奇妙な一行 その2
「とにかく、だ」
状況を整理しよう。ホークの提案に全員が賛同する。
「あ、あの……まずは自己紹介をするっていうのは?」
七海が恐る恐る提案した。
ここにいる全員の共通点——それはなんらかの形でホークさんと繋がっているということ……

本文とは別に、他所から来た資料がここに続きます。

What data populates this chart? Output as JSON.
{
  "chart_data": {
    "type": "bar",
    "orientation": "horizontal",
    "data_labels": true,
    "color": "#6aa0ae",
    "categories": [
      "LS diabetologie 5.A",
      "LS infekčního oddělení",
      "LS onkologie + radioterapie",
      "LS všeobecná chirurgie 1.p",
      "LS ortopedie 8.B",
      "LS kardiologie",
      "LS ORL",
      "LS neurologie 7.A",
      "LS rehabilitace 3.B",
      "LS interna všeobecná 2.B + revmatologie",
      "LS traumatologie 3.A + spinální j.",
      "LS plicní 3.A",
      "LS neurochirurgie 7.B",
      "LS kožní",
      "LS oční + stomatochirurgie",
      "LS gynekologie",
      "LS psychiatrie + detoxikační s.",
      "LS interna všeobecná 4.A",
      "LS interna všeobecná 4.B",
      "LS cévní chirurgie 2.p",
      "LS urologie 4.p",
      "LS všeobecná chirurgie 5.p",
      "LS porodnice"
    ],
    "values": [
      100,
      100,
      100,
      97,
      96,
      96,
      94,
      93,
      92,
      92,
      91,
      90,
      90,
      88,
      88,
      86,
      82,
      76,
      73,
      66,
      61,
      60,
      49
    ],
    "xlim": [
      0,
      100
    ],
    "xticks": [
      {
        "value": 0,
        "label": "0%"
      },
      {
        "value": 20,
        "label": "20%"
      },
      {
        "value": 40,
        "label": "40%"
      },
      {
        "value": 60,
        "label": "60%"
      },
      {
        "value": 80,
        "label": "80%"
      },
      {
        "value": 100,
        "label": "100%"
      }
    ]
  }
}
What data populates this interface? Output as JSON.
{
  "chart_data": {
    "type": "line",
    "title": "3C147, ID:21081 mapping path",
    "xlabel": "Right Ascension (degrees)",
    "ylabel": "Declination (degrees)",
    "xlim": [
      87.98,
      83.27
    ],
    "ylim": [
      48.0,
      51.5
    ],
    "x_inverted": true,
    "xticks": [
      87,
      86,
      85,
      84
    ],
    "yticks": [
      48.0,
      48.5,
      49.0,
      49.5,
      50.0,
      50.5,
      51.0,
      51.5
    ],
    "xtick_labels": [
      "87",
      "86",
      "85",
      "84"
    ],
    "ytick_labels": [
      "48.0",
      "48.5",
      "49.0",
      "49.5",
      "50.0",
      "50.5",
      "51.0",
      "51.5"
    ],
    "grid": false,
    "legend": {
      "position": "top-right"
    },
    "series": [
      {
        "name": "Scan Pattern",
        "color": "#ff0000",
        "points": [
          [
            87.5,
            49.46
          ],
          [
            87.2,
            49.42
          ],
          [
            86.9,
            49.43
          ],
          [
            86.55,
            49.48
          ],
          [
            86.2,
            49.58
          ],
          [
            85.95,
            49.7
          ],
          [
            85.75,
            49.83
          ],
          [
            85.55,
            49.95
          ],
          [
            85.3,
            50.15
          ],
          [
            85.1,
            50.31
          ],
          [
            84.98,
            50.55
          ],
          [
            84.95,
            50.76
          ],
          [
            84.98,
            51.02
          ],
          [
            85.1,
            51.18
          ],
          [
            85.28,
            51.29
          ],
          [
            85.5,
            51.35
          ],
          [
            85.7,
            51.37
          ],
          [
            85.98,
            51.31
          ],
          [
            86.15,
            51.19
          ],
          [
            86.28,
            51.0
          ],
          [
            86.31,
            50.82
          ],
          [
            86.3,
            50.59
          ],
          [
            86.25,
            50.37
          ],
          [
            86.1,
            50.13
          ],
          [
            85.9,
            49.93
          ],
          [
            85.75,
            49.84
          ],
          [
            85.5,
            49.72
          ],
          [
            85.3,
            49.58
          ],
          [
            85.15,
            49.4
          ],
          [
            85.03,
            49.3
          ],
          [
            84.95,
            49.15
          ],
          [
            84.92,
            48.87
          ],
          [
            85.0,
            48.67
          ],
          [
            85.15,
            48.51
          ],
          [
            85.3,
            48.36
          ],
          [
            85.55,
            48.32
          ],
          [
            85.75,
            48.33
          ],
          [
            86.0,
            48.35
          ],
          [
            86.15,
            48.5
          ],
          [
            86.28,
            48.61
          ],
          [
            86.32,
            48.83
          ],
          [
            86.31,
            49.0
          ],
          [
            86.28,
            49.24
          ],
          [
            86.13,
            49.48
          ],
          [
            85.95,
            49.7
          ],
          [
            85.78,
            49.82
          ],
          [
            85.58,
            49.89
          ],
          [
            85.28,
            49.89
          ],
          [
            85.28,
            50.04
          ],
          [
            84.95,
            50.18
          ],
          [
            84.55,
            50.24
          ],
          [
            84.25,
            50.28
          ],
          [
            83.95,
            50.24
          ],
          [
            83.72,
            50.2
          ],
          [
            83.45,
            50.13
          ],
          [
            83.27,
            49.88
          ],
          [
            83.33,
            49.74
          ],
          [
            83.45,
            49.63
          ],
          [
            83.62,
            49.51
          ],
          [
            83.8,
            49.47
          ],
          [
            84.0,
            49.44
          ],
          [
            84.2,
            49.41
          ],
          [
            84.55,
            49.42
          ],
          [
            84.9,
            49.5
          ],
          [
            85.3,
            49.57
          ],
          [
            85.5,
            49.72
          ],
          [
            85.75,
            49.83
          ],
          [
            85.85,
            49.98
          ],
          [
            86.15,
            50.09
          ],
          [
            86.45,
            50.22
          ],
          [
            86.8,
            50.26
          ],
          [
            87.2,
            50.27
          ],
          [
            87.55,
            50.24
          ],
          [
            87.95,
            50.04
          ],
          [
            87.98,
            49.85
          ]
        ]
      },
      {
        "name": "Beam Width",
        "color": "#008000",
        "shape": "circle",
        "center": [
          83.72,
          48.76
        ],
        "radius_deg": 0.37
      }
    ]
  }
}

シグナスはともかく、ステラさんもホークさんとは知り合いのようだし……
何より、目の前のクリスさんとの関係が気になる。
「そうだな。じゃぁ、まずは俺から」
七海の言葉を受けてホークが口火を切る。
全員の接点であるのに自己紹介だなんて——七海は違和感を覚えた。
「俺はホーク。聖王国第十辺境師団、特別旅団所属、第一大隊大隊長。
傭兵でもあるんだが……一応、階級は少佐だ。」
師団だとか隊とか全然わからないけど、とりあえずホークさんは傭兵で——
七海の脳内メモ帳にホークの情報が書き込まれていく。
「ついでに、今日勇者になった」
ついでに、勇者——と……
え?
「えーっ!?」
七海、シグナス、そしてステラまでもが驚きのあまり声を上げる。
一方で、向かい側のクリスは涼しい顔をしていた。
「……ホーク、ついに頭に虫が湧いた?」
シグナスが気の毒そうにホークにツッコミを入れる。
「お前なぁ……。まぁ、俺自身が一番信じられないんだから無理もないが……」
苦笑しながらら頭をかくと、ゆっくりとクリスの横に腰を下ろした。
「だが、もっと信じられないことに、このクリスは聖王だ」
「!?」
三人が固まる。
ステラ、シグナス共に七海をかばうようにして身構えた。
「クリスよ。なんかよく分からないけど……こちらの世界に転生したとかで聖王になったわ」
クリスはサバサバと簡潔に自己紹介を終える。
——えっと、聖王ってことは人間の王様で……人間をまとめて魔族と戦う……んだよね。
ってことは、魔王である私の敵ってことなのかな……
「これでわかったかしら?ホークは私と契約した勇者……つまり、下僕よ」
「勇者イコール下僕はおかしいだろ」
抗議を無視してクリスは身を乗り出して七海に問いかける。
「アタシは名乗ったわよ。あなたは一体何者なの?」
「わ、私は——私は——魔王ですっ!」
七海の思いがけないカミングアウトにその場は凍りついた。